On Tue, 10 Feb 2009 22:02:57 -0000, Steven D'Aprano <ste...@remove.this.cybersource.com.au> wrote:

On Tue, 10 Feb 2009 12:06:06 +0000, Duncan Booth wrote:

Steven D'Aprano <ste...@remove.this.cybersource.com.au> wrote:

On Mon, 09 Feb 2009 19:10:28 -0800, Spacebar265 wrote:

How would I do separate lines into words without scanning one
character at a time?

Scan a line at a time, then split each line into words.


for line in open('myfile.txt'):
    words = line.split()


should work for a particularly simple-minded idea of words.

Or for a slightly less simple minded splitting you could try re.split:

re.split("(\w+)", "The quick brown fox jumps, and falls over.")[1::2]
['The', 'quick', 'brown', 'fox', 'jumps', 'and', 'falls', 'over']
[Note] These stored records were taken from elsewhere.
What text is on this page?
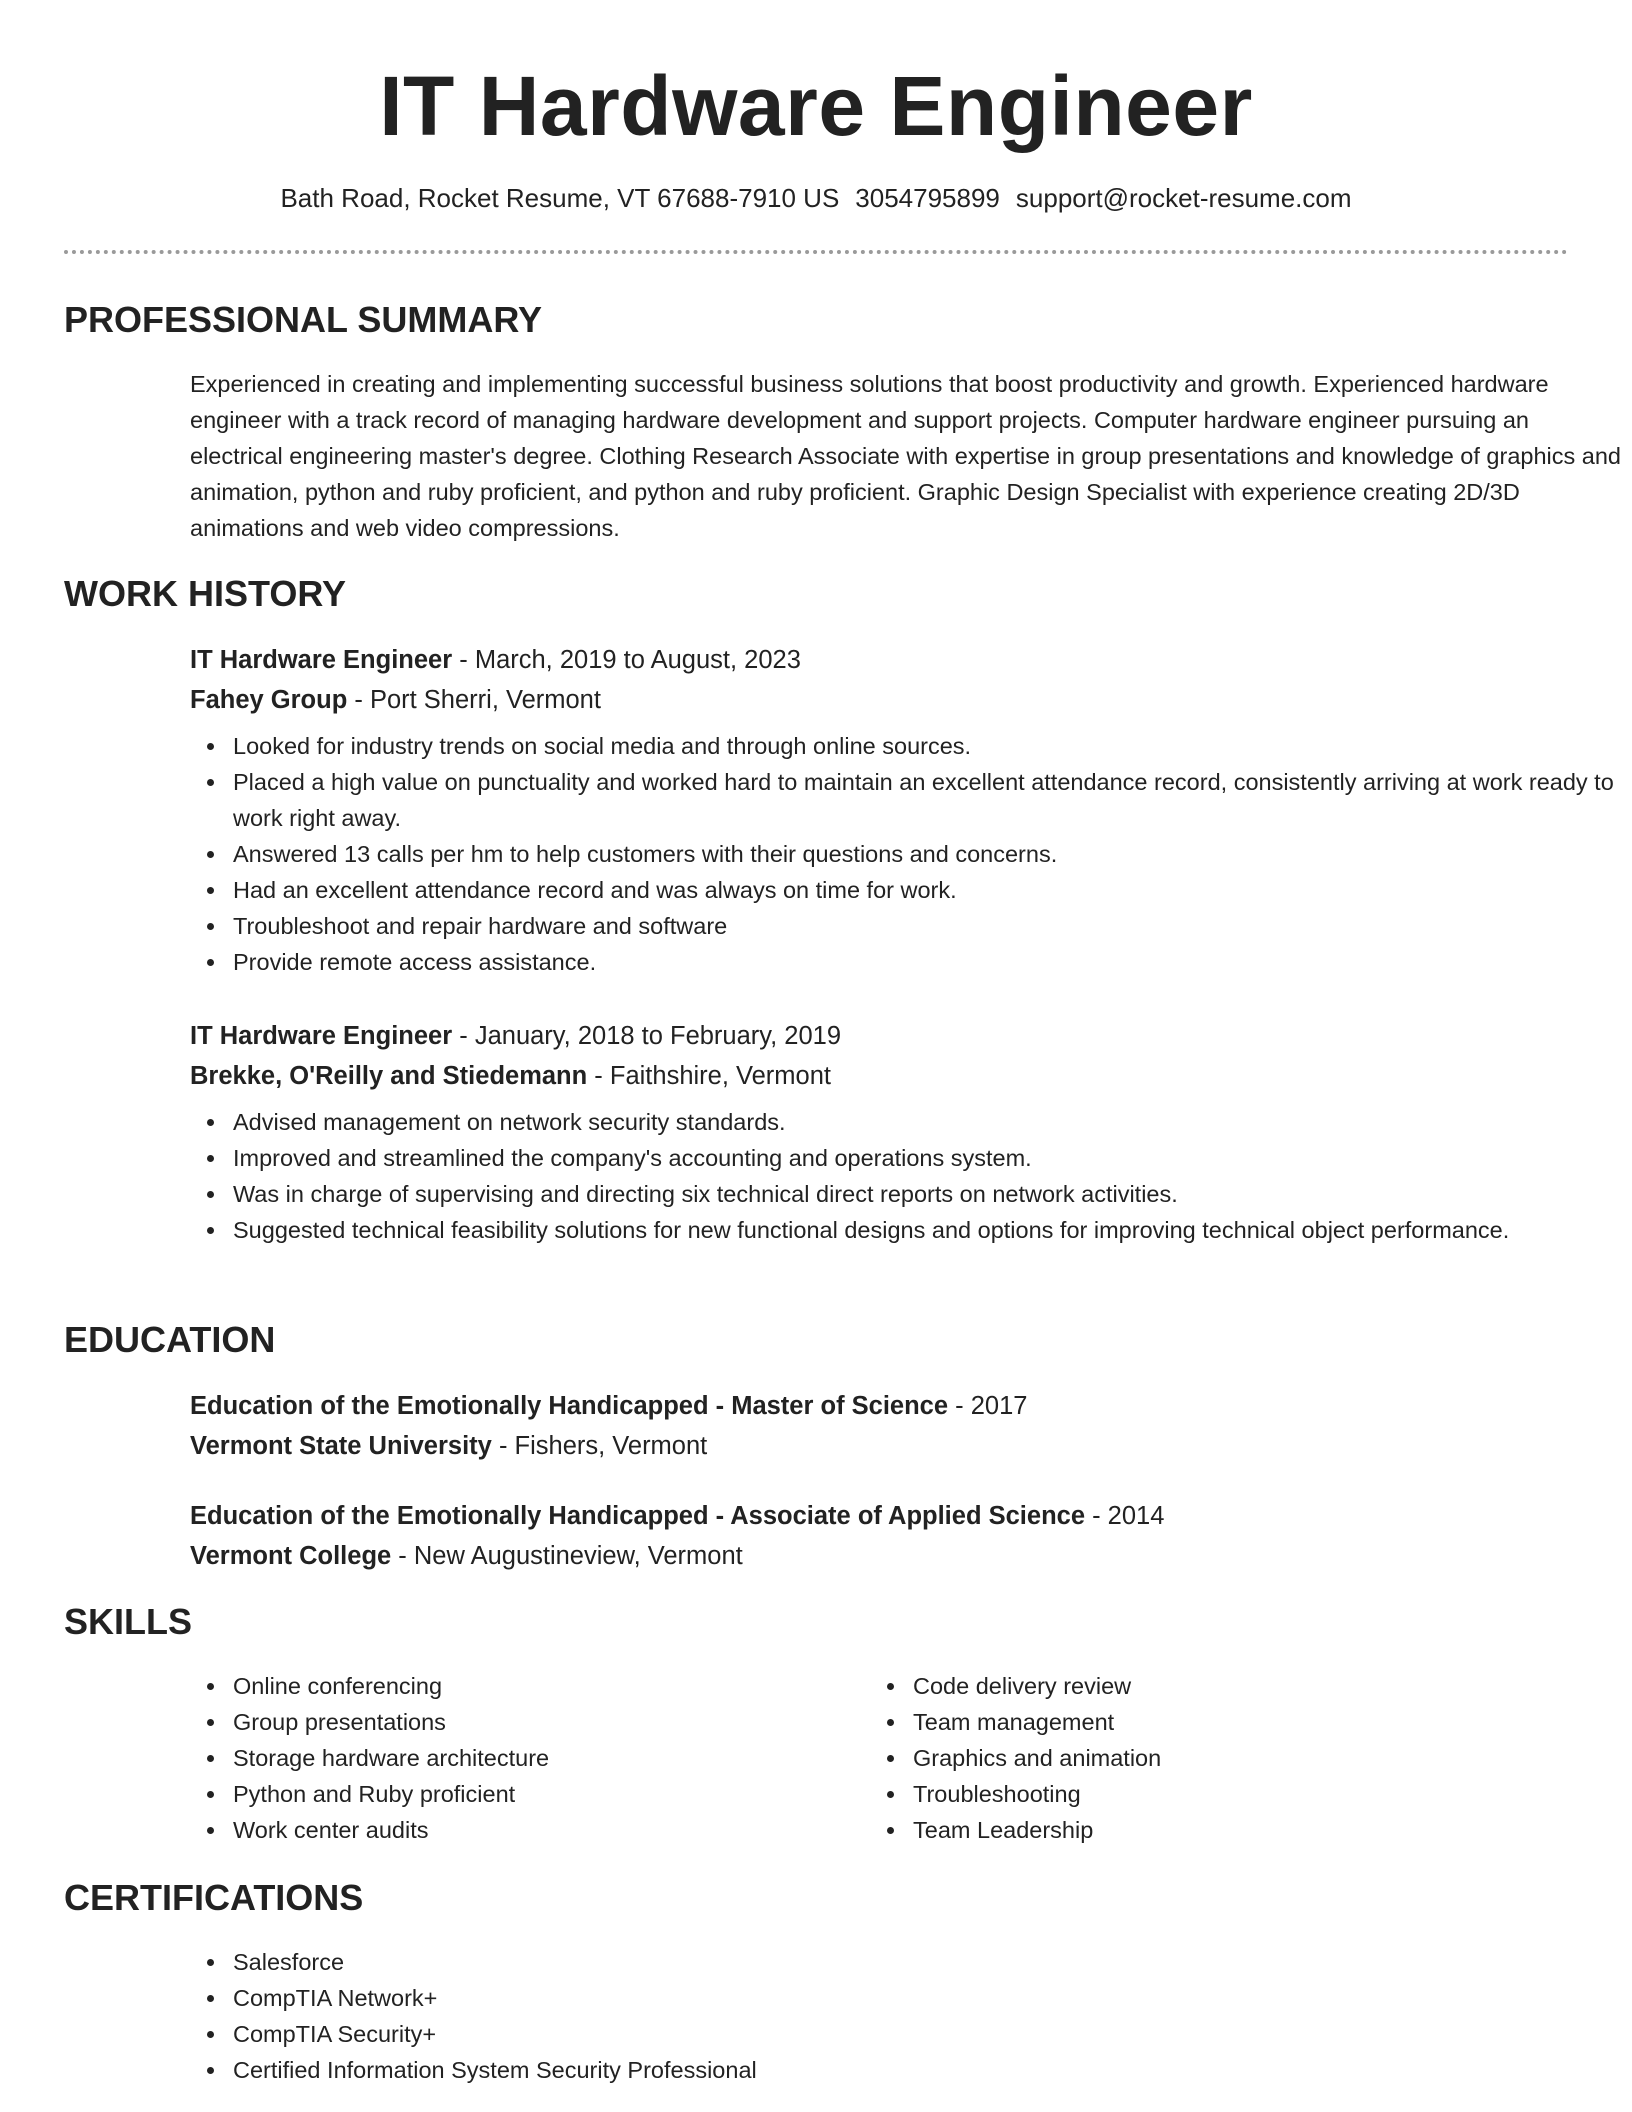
IT Hardware Engineer
Bath Road, Rocket Resume, VT 67688-7910 US 3054795899 support@rocket-resume.com
PROFESSIONAL SUMMARY

Experienced in creating and implementing successful business solutions that boost productivity and growth. Experienced hardware engineer with a track record of managing hardware development and support projects. Computer hardware engineer pursuing an electrical engineering master's degree. Clothing Research Associate with expertise in group presentations and knowledge of graphics and animation, python and ruby proficient, and python and ruby proficient. Graphic Design Specialist with experience creating 2D/3D animations and web video compressions.

WORK HISTORY
IT Hardware Engineer - March, 2019 to August, 2023
Fahey Group - Port Sherri, Vermont
Looked for industry trends on social media and through online sources.
Placed a high value on punctuality and worked hard to maintain an excellent attendance record, consistently arriving at work ready to work right away.
Answered 13 calls per hm to help customers with their questions and concerns.
Had an excellent attendance record and was always on time for work.
Troubleshoot and repair hardware and software
Provide remote access assistance.
IT Hardware Engineer - January, 2018 to February, 2019
Brekke, O'Reilly and Stiedemann - Faithshire, Vermont
Advised management on network security standards.
Improved and streamlined the company's accounting and operations system.
Was in charge of supervising and directing six technical direct reports on network activities.
Suggested technical feasibility solutions for new functional designs and options for improving technical object performance.
EDUCATION
Education of the Emotionally Handicapped - Master of Science - 2017
Vermont State University - Fishers, Vermont
Education of the Emotionally Handicapped - Associate of Applied Science - 2014
Vermont College - New Augustineview, Vermont
SKILLS
Online conferencing
Group presentations
Storage hardware architecture
Python and Ruby proficient
Work center audits
Code delivery review
Team management
Graphics and animation
Troubleshooting
Team Leadership
CERTIFICATIONS
Salesforce
CompTIA Network+
CompTIA Security+
Certified Information System Security Professional
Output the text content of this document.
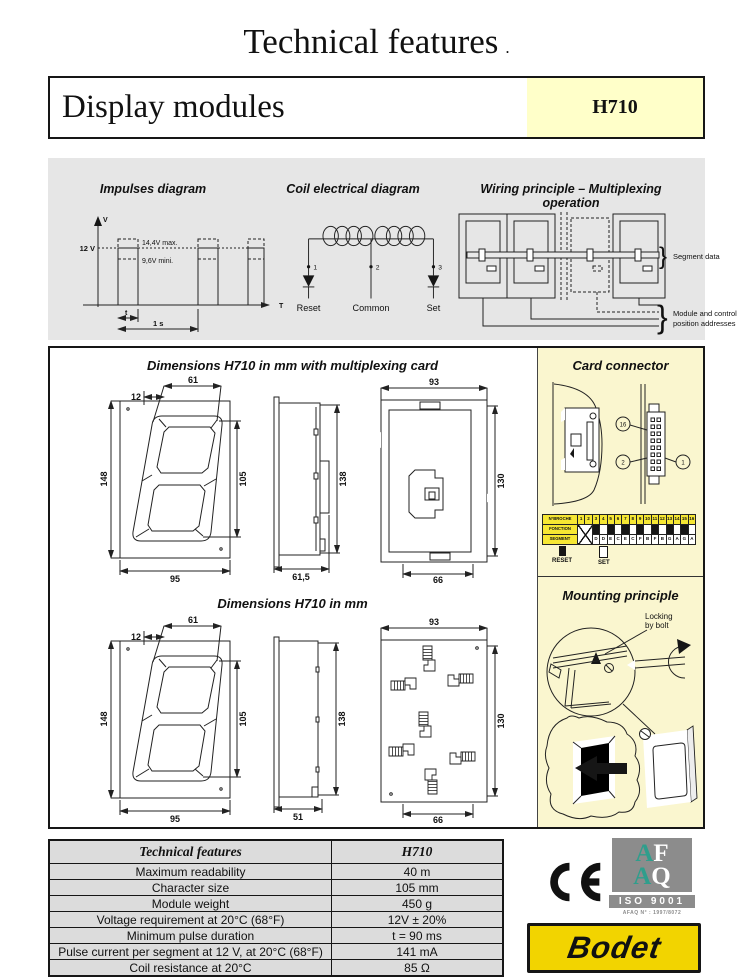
Technical features .
Display modules	H710
Impulses diagram	Coil electrical diagram	Wiring principle – Multiplexing operation
V
T
12 V
14,4V max.
9,6V mini.
t
1 s
1
Reset
2
Common
3
Set
} Segment data
} Module and control
position addresses
Dimensions H710 in mm with multiplexing card
Dimensions H710 in mm
61
12
148	105
95
138
61,5
93
130
66
61
12
148	105
95
138
51
93
130
66
Card connector
16
2	1
N°BROCHE	1	2	3	4	5	6	7	8	9	10	11	12	13	14	15	16
FONCTION																
SEGMENT			D	D	E	C	E	C	F	B	F	B	G	A	G	A
RESET	SET
Mounting principle
Locking
by bolt
Technical features	H710
Maximum readability	40 m
Character size	105 mm
Module weight	450 g
Voltage requirement at 20°C (68°F)	12V ± 20%
Minimum pulse duration	t = 90 ms
Pulse current per segment at 12 V, at 20°C (68°F)	141 mA
Coil resistance at 20°C	85 Ω
AF
AQ
ISO 9001
AFAQ N° : 1997/8072
Bodet
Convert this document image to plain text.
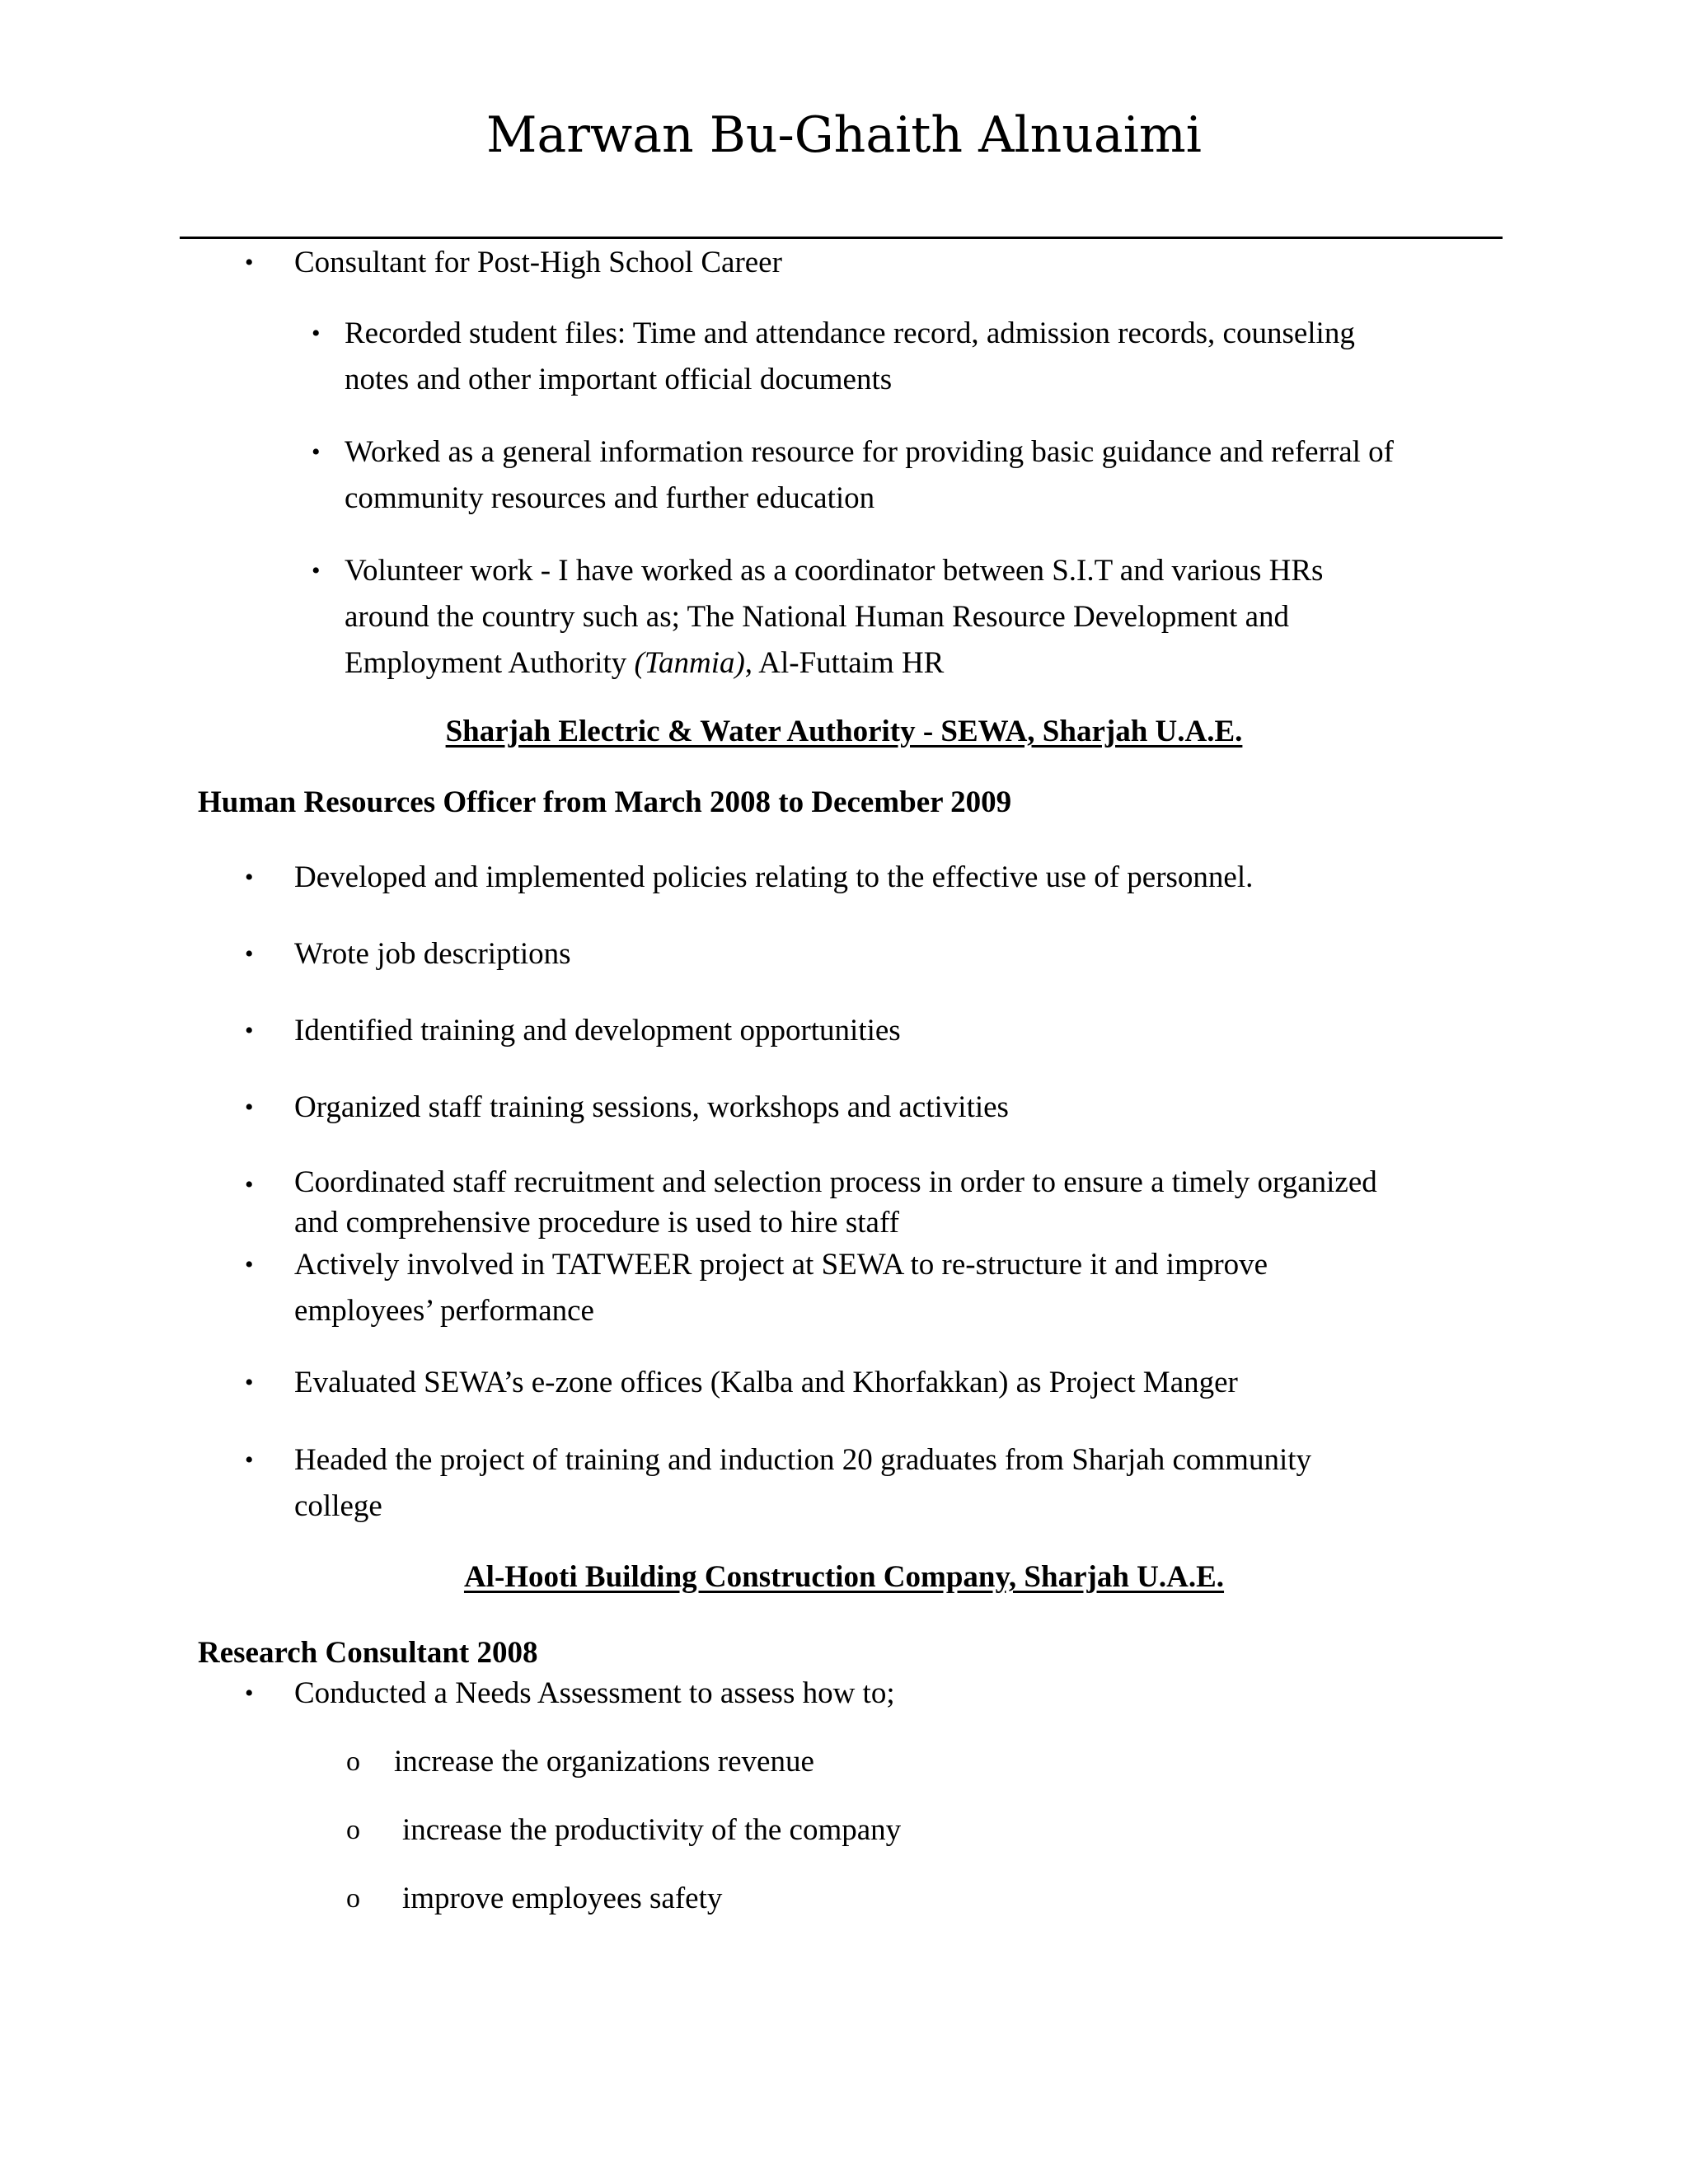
Marwan Bu-Ghaith Alnuaimi
• Consultant for Post-High School Career
• Recorded student files: Time and attendance record, admission records, counseling
notes and other important official documents
• Worked as a general information resource for providing basic guidance and referral of
community resources and further education
• Volunteer work - I have worked as a coordinator between S.I.T and various HRs
around the country such as; The National Human Resource Development and
Employment Authority (Tanmia), Al-Futtaim HR
Sharjah Electric & Water Authority - SEWA, Sharjah U.A.E.
Human Resources Officer from March 2008 to December 2009
• Developed and implemented policies relating to the effective use of personnel.
• Wrote job descriptions
• Identified training and development opportunities
• Organized staff training sessions, workshops and activities
• Coordinated staff recruitment and selection process in order to ensure a timely organized
and comprehensive procedure is used to hire staff
• Actively involved in TATWEER project at SEWA to re-structure it and improve
employees’ performance
• Evaluated SEWA’s e-zone offices (Kalba and Khorfakkan) as Project Manger
• Headed the project of training and induction 20 graduates from Sharjah community
college
Al-Hooti Building Construction Company, Sharjah U.A.E.
Research Consultant 2008
• Conducted a Needs Assessment to assess how to;
o increase the organizations revenue
o increase the productivity of the company
o improve employees safety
Perhaps I'm missing something, but the above regex does the exact same
thing as line.split() except it is significantly slower and harder to
read.

Neither deal with quoted text, apostrophes, hyphens, punctuation or any
other details of real-world text. That's what I mean by "simple-minded".

You're missing something :-)  Specifically, the punctuation gets swept
up with the whitespace, and the extended slice skips it.  Apostrophes
(and possibly hyphenation) are still a bit moot, though.